Meditation on a mountain
Former Westport Rector Gary Hastings has written a spiritual guide to Croagh Patrick
Áine Ryan
WATCHING Croagh Patrick during the Christmas of 2002, the priest and poet, Patrick O’Brien wrote: “24 December, It wears a dark face./ Hard to imagine anyone/ Going up or down … 26 December, Winds scale past gale force./ The whole world seems to break./ The mountain stands still … 29 December, Just the peak. A fin/ Cutting the surface of cloud./ Fear of the unknown.”
The spiritual ambience created by these poetic observations provides a perfect prelude to Gary Hastings’ evocative new book, ‘Going Up The Holy Mountain’, which was launched recently in Matt Molloy’s pub Westport, by Father O’Brien.
In his Foreword, O’Brien comments on how the natural pantheon that is Ireland’s holy mountain is such an appropriate mountainscape for this work. Like its flautist author and former Church of Ireland Rector in Westport, the book is filled with ‘the woodwind grace of light and the passion of the breath and fire’ as our patron saint, Patrick, ‘has been this past century rediscovered as one of the great mystical saints.’
The chapter entitled, ‘Mountains, Religion and your Mind’, describes the imposing physicality of the pyramidal mountain on the surrounding land and seascape. Here, Gary Hastings sets the scene for the ensuing chapters on Pilgrimage, Prayer, Meditation which open the pathway towards the exploration of the Stations.
“The Reek has its toes in the island-speckled waters of Clew Bay, its head in the clouds and the bogs and hills of Mayo and Connemara around about it. It has slopes of heathers and whins, scree and tough wiry sedge, boulders and craggy sharp rocks. Hard winds and soft winds play around it. A long plume of carded cloud flies from its peak, On other days a thick grey mist, neither water nor air, shrouds and hides it. People say it’s ‘holy’.”
Desert in the air
HE observes that this mountain, like any mountain, is ‘an in-between place’.
“It is neither earth nor sky…. It is a díseart – a desert in the air, implying bare rock, baking sun, blasting wind, driving rain, blinding mist and snow and hard ice; but also it is a díseart – a secluded retreat, a place apart.”
Like the cross-millennial cultural and spiritual story that is the history of Cruach Phádraig, or Cruachán Aigle, as was its name in pre-Christian times, this book provides many layers of nutrition for the searching soul.

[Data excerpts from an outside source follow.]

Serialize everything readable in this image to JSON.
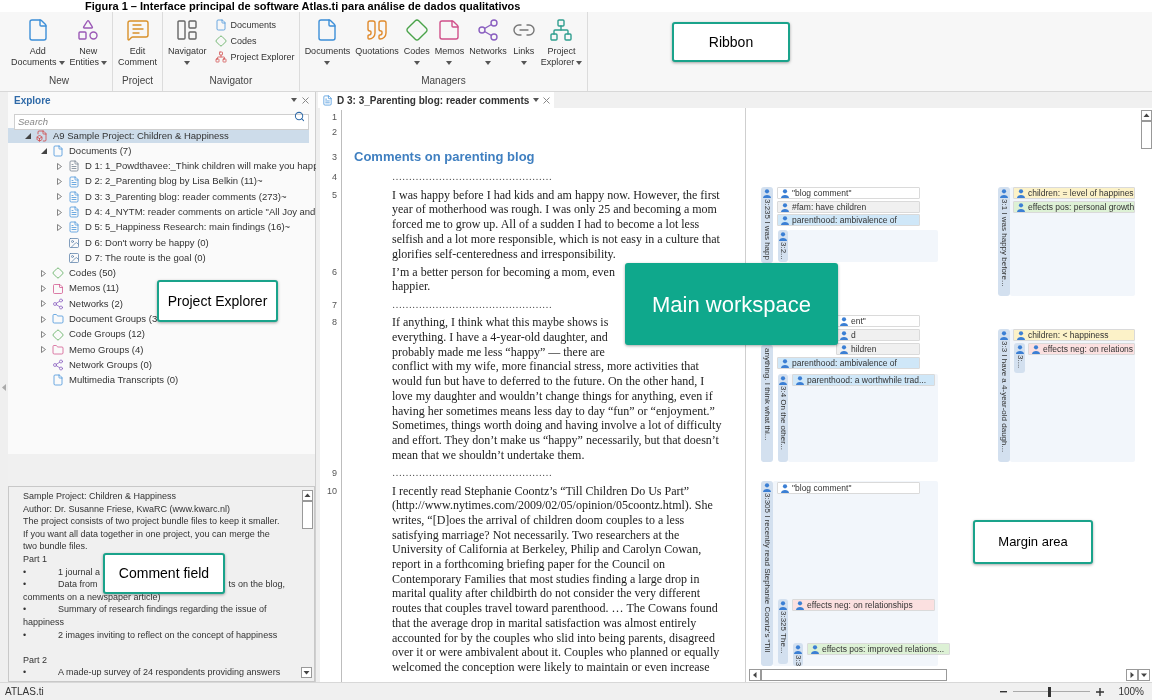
{
  "caption": "Figura 1 – Interface principal de software Atlas.ti para análise de dados qualitativos",
  "ribbon": {
    "groups": [
      {
        "label": "New",
        "buttons": [
          {
            "lines": [
              "Add",
              "Documents"
            ],
            "dropdown": true
          },
          {
            "lines": [
              "New",
              "Entities"
            ],
            "dropdown": true
          }
        ]
      },
      {
        "label": "Project",
        "buttons": [
          {
            "lines": [
              "Edit",
              "Comment"
            ],
            "dropdown": false
          }
        ]
      },
      {
        "label": "Navigator",
        "buttons": [
          {
            "lines": [
              "Navigator"
            ],
            "dropdown": true
          }
        ],
        "small_buttons": [
          "Documents",
          "Codes",
          "Project Explorer"
        ]
      },
      {
        "label": "Managers",
        "buttons": [
          {
            "lines": [
              "Documents"
            ],
            "dropdown": true
          },
          {
            "lines": [
              "Quotations"
            ],
            "dropdown": false
          },
          {
            "lines": [
              "Codes"
            ],
            "dropdown": true
          },
          {
            "lines": [
              "Memos"
            ],
            "dropdown": true
          },
          {
            "lines": [
              "Networks"
            ],
            "dropdown": true
          },
          {
            "lines": [
              "Links"
            ],
            "dropdown": true
          },
          {
            "lines": [
              "Project",
              "Explorer"
            ],
            "dropdown": true
          }
        ]
      }
    ]
  },
  "explorer": {
    "title": "Explore",
    "search": {
      "placeholder": "Search"
    },
    "tree": [
      {
        "label": "A9 Sample Project: Children & Happiness",
        "kind": "project",
        "expanded": true,
        "selected": true,
        "children": [
          {
            "label": "Documents (7)",
            "kind": "documents",
            "expanded": true,
            "selected": false,
            "children": [
              {
                "label": "D 1: 1_Powdthavee:_Think children will make you happ",
                "kind": "pdf",
                "expanded": false,
                "selected": false
              },
              {
                "label": "D 2: 2_Parenting blog by Lisa Belkin (11)~",
                "kind": "text",
                "expanded": false,
                "selected": false
              },
              {
                "label": "D 3: 3_Parenting blog: reader comments (273)~",
                "kind": "text",
                "expanded": false,
                "selected": false
              },
              {
                "label": "D 4: 4_NYTM: reader comments on article \"All Joy and",
                "kind": "text",
                "expanded": false,
                "selected": false
              },
              {
                "label": "D 5: 5_Happiness Research: main findings (16)~",
                "kind": "text",
                "expanded": false,
                "selected": false
              },
              {
                "label": "D 6: Don't worry be happy (0)",
                "kind": "image",
                "selected": false
              },
              {
                "label": "D 7: The route is the goal (0)",
                "kind": "image",
                "selected": false
              }
            ]
          },
          {
            "label": "Codes (50)",
            "kind": "codes",
            "expanded": false,
            "selected": false
          },
          {
            "label": "Memos (11)",
            "kind": "memos",
            "expanded": false,
            "selected": false
          },
          {
            "label": "Networks (2)",
            "kind": "networks",
            "expanded": false,
            "selected": false
          },
          {
            "label": "Document Groups (3",
            "kind": "docgroups",
            "expanded": false,
            "selected": false
          },
          {
            "label": "Code Groups (12)",
            "kind": "codegroups",
            "expanded": false,
            "selected": false
          },
          {
            "label": "Memo Groups (4)",
            "kind": "memogroups",
            "expanded": false,
            "selected": false
          },
          {
            "label": "Network Groups (0)",
            "kind": "netgroups",
            "selected": false
          },
          {
            "label": "Multimedia Transcripts (0)",
            "kind": "transcripts",
            "selected": false
          }
        ]
      }
    ]
  },
  "comment": {
    "lines": [
      {
        "kind": "text",
        "text": "Sample Project: Children & Happiness"
      },
      {
        "kind": "text",
        "text": "Author: Dr. Susanne Friese, KwaRC (www.kwarc.nl)"
      },
      {
        "kind": "text",
        "text": "The project consists of two project bundle files to keep it smaller."
      },
      {
        "kind": "text",
        "text": "If you want all data together in one project, you can merge the"
      },
      {
        "kind": "text",
        "text": "two bundle files."
      },
      {
        "kind": "text",
        "text": "Part 1"
      },
      {
        "kind": "bullet",
        "marker": "•",
        "text": "1 journal a"
      },
      {
        "kind": "bullet",
        "marker": "•",
        "text": "Data from",
        "tail": "ts on the blog,"
      },
      {
        "kind": "text",
        "text": "comments on a newspaper article)"
      },
      {
        "kind": "bullet",
        "marker": "•",
        "text": "Summary of research findings regarding the issue of"
      },
      {
        "kind": "text",
        "text": "happiness"
      },
      {
        "kind": "bullet",
        "marker": "•",
        "text": "2 images inviting to reflect on the concept of happiness"
      },
      {
        "kind": "blank"
      },
      {
        "kind": "text",
        "text": "Part 2"
      },
      {
        "kind": "bullet",
        "marker": "•",
        "text": "A made-up survey of 24 respondents providing answers"
      }
    ]
  },
  "document": {
    "tab": {
      "label": "D 3: 3_Parenting blog: reader comments",
      "selected": true
    },
    "rows": [
      {
        "number": "1",
        "kind": "blank"
      },
      {
        "number": "2",
        "kind": "blank"
      },
      {
        "number": "3",
        "kind": "heading",
        "lines": [
          "Comments on parenting blog"
        ]
      },
      {
        "number": "4",
        "kind": "separator",
        "lines": [
          "…………………………………………"
        ]
      },
      {
        "number": "5",
        "kind": "paragraph",
        "lines": [
          "I was happy before I had kids and am happy now. However, the first",
          "year of motherhood was rough. I was only 25 and becoming a mom",
          "forced me to grow up. All of a sudden I had to become a lot less",
          "selfish and a lot more responsible, which is not easy in a culture that",
          "glorifies self-centeredness and irresponsibility."
        ]
      },
      {
        "number": "6",
        "kind": "paragraph",
        "lines": [
          "I’m a better person for becoming a mom, even",
          "happier."
        ]
      },
      {
        "number": "7",
        "kind": "separator",
        "lines": [
          "…………………………………………"
        ]
      },
      {
        "number": "8",
        "kind": "paragraph",
        "lines": [
          "If anything, I think what this maybe shows is",
          "everything. I have a 4-year-old daughter, and",
          "probably made me less “happy” — there are",
          "conflict with my wife, more financial stress, more activities that",
          "would fun but have to deferred to the future. On the other hand, I",
          "love my daughter and wouldn’t change things for anything, even if",
          "having her sometimes means less day to day “fun” or “enjoyment.”",
          "Sometimes, things worth doing and having involve a lot of difficulty",
          "and effort. They don’t make us “happy” necessarily, but that doesn’t",
          "mean that we shouldn’t undertake them."
        ]
      },
      {
        "number": "9",
        "kind": "separator",
        "lines": [
          "…………………………………………"
        ]
      },
      {
        "number": "10",
        "kind": "paragraph",
        "lines": [
          "I recently read Stephanie Coontz’s “Till Children Do Us Part”",
          "(http://www.nytimes.com/2009/02/05/opinion/05coontz.html). She",
          "writes, “[D]oes the arrival of children doom couples to a less",
          "satisfying marriage? Not necessarily. Two researchers at the",
          "University of California at Berkeley, Philip and Carolyn Cowan,",
          "report in a forthcoming briefing paper for the Council on",
          "Contemporary Families that most studies finding a large drop in",
          "marital quality after childbirth do not consider the very different",
          "routes that couples travel toward parenthood. … The Cowans found",
          "that the average drop in marital satisfaction was almost entirely",
          "accounted for by the couples who slid into being parents, disagreed",
          "over it or were ambivalent about it. Couples who planned or equally",
          "welcomed the conception were likely to maintain or even increase"
        ]
      }
    ]
  },
  "margin": {
    "items": [
      {
        "kind": "quotation",
        "label": "3:235 I was happ"
      },
      {
        "kind": "code",
        "label": "\"blog comment\"",
        "color": "#ffffff"
      },
      {
        "kind": "code",
        "label": "#fam: have children",
        "color": "#f0f0f0"
      },
      {
        "kind": "code",
        "label": "parenthood: ambivalence of",
        "color": "#cfe7f8"
      },
      {
        "kind": "quotation",
        "label": "3:2..."
      },
      {
        "kind": "quotation",
        "label": "3:1 I was happy before..."
      },
      {
        "kind": "code",
        "label": "children: = level of happines",
        "color": "#fcf2c8"
      },
      {
        "kind": "code",
        "label": "effects pos: personal growth",
        "color": "#ddf1d5"
      },
      {
        "kind": "code",
        "label": "ent\"",
        "color": "#ffffff"
      },
      {
        "kind": "code",
        "label": "d",
        "color": "#f0f0f0"
      },
      {
        "kind": "code",
        "label": "hildren",
        "color": "#f0f0f0"
      },
      {
        "kind": "code",
        "label": "parenthood: ambivalence of",
        "color": "#cfe7f8"
      },
      {
        "kind": "quotation",
        "label": "anything. I think what thi..."
      },
      {
        "kind": "quotation",
        "label": "3:4 On the other..."
      },
      {
        "kind": "code",
        "label": "parenthood: a worthwhile trad...",
        "color": "#cfe7f8"
      },
      {
        "kind": "quotation",
        "label": "3:3 I have a 4-year-old daugh..."
      },
      {
        "kind": "code",
        "label": "children: < happiness",
        "color": "#fcf2c8"
      },
      {
        "kind": "quotation",
        "label": "3:..."
      },
      {
        "kind": "code",
        "label": "effects neg: on relations",
        "color": "#fbe0e0"
      },
      {
        "kind": "quotation",
        "label": "3:305 I recently read Stephanie Coontz’s “Till"
      },
      {
        "kind": "code",
        "label": "\"blog comment\"",
        "color": "#ffffff"
      },
      {
        "kind": "quotation",
        "label": "3:325 The..."
      },
      {
        "kind": "code",
        "label": "effects neg: on relationships",
        "color": "#fbe0e0"
      },
      {
        "kind": "quotation",
        "label": "3:3"
      },
      {
        "kind": "code",
        "label": "effects pos: improved relations...",
        "color": "#ddf1d5"
      }
    ]
  },
  "status_bar": {
    "app_name": "ATLAS.ti",
    "zoom": {
      "level": 0.47,
      "reading": "100%"
    }
  },
  "callouts": [
    {
      "label": "Ribbon",
      "filled": false
    },
    {
      "label": "Project Explorer",
      "filled": false
    },
    {
      "label": "Main workspace",
      "filled": true
    },
    {
      "label": "Comment field",
      "filled": false
    },
    {
      "label": "Margin area",
      "filled": false
    }
  ]
}
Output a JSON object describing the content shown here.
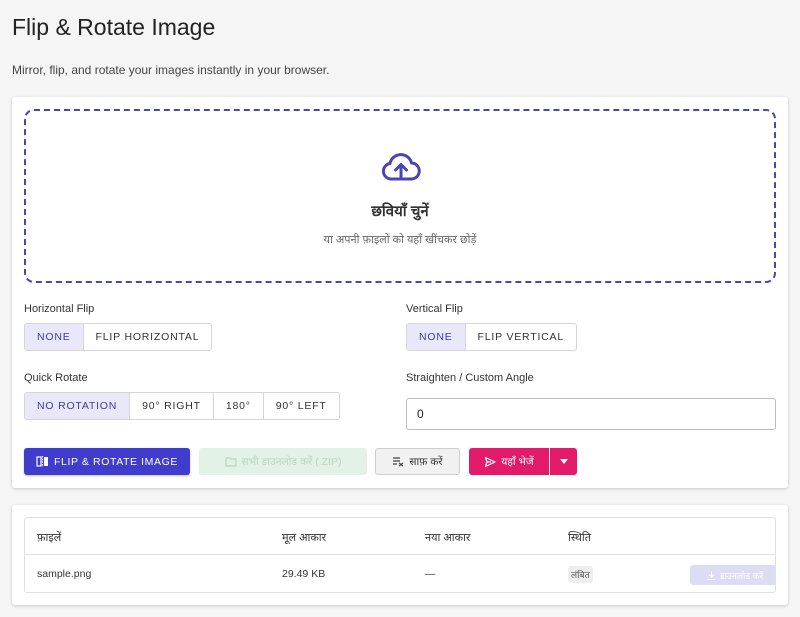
{
  "page": {
    "title": "Flip & Rotate Image",
    "subtitle": "Mirror, flip, and rotate your images instantly in your browser."
  },
  "dropzone": {
    "title": "छवियाँ चुनें",
    "subtitle": "या अपनी फ़ाइलों को यहाँ खींचकर छोड़ें"
  },
  "horizontal_flip": {
    "label": "Horizontal Flip",
    "options": [
      "NONE",
      "FLIP HORIZONTAL"
    ],
    "selected": "NONE"
  },
  "vertical_flip": {
    "label": "Vertical Flip",
    "options": [
      "NONE",
      "FLIP VERTICAL"
    ],
    "selected": "NONE"
  },
  "quick_rotate": {
    "label": "Quick Rotate",
    "options": [
      "NO ROTATION",
      "90° RIGHT",
      "180°",
      "90° LEFT"
    ],
    "selected": "NO ROTATION"
  },
  "custom_angle": {
    "label": "Straighten / Custom Angle",
    "value": "0"
  },
  "actions": {
    "primary": "FLIP & ROTATE IMAGE",
    "download_all": "सभी डाउनलोड करें (.ZIP)",
    "clear": "साफ़ करें",
    "send": "यहाँ भेजें"
  },
  "files_table": {
    "headers": [
      "फ़ाइलें",
      "मूल आकार",
      "नया आकार",
      "स्थिति"
    ],
    "rows": [
      {
        "name": "sample.png",
        "original_size": "29.49 KB",
        "new_size": "—",
        "status": "लंबित",
        "action": "डाउनलोड करें"
      }
    ]
  },
  "colors": {
    "accent": "#3f3cce",
    "dropzone_border": "#4a45b5",
    "send": "#e3196a",
    "selected_bg": "#e8e8fa"
  }
}
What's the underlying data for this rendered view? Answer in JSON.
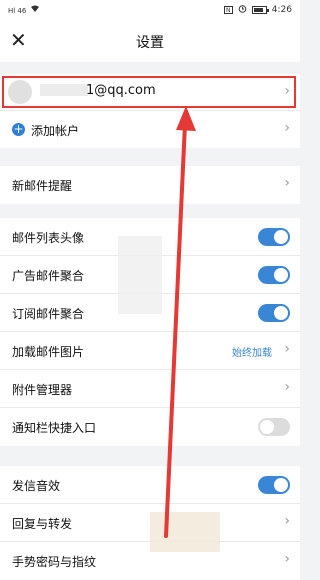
{
  "status_bar": {
    "signal": "Hl 46",
    "time": "4:26"
  },
  "header": {
    "title": "设置",
    "close_glyph": "✕"
  },
  "account": {
    "email": "1@qq.com"
  },
  "add_account": {
    "label": "添加帐户"
  },
  "rows": {
    "new_mail_alert": "新邮件提醒",
    "list_avatar": "邮件列表头像",
    "ad_aggregate": "广告邮件聚合",
    "subscribe_aggregate": "订阅邮件聚合",
    "load_images": "加载邮件图片",
    "load_images_value": "始终加载",
    "attachment_manager": "附件管理器",
    "notification_shortcut": "通知栏快捷入口",
    "send_sound": "发信音效",
    "reply_forward": "回复与转发",
    "gesture_password": "手势密码与指纹"
  },
  "toggles": {
    "list_avatar": true,
    "ad_aggregate": true,
    "subscribe_aggregate": true,
    "notification_shortcut": false,
    "send_sound": true
  },
  "colors": {
    "accent": "#3a86d6",
    "highlight": "#e53935"
  }
}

It provides prayerful and meditative tools to help ‘move closer to God in the silence’ and discover that elusive ‘gap between words which allows them to make sense, the pause between the musical notes, which allows the tune to form’. Meditations from the Christian tradition are enhanced by the inclusion of profound meditations on nature – air, fire, water, stone, soil, light, plants, animals – which help transport the pilgrim and climber towards the peak of this highly symbolic mountain.
Ethereal intimacy
THE foundations of Going Up the Holy Mountain may be based on the physical pilgrimage along the rutted and steep pathway of the 764-metre high mountain that is Croagh Patrick. Its stations – stopping places - such as Leacht Benáin, Reilig Mhuire and Leaba Phádraig on the summit – may give explicit guidance to the novice or the veteran of this spiritual odyssey. But Gary Hastings explores the ethereal intimacy offered by this natural amphitheatre : “This book is for your own private mountain, the one most accessible to you, even if it’s just in your eye, your heart, your mind.”
Soil
“The soil, the stuff that plants grow in, that covers the rocks and bones of the Earth, is the medium for all growing, living things to exist on or in….. Be aware of the life beneath your feet, life intimately connected with your own, the heritage bequeathed you by your ancestors, plant, animal, fungus, microbe and human.”
Light
“We don’t usually see light. Light is what we see by, see in, see with. We only see or notice it when there isn’t enough or there’s too much and our eyes can’t function. In between we just see. Light is neither wave or particle solely ….. Seeing isn’t a simple thing. What comes up inside our minds when we look at something has been processed and analysed and judged before we receive the images in our consciousness.
More
‘Going up the Holy Mountain, a spiritual guidebook’ by Gary Hastings is published by Columba Press and on sale in local bookshops (rrp €14.99).
The author
Originally from Belfast, Gary Hastings (pictured) was the Church of Ireland Rector in the sprawling parish of Westport from 1995 until 2009. He was educated in the University of Ulster and Trinity College Dublin before being ordained into the Church of Ireland in 1993. He is currently the Rector of St Nicholas’ Collegiate Church, Galway and Canon of St Patrick’s Cathedral, Dublin. He is a well-known traditional flute player.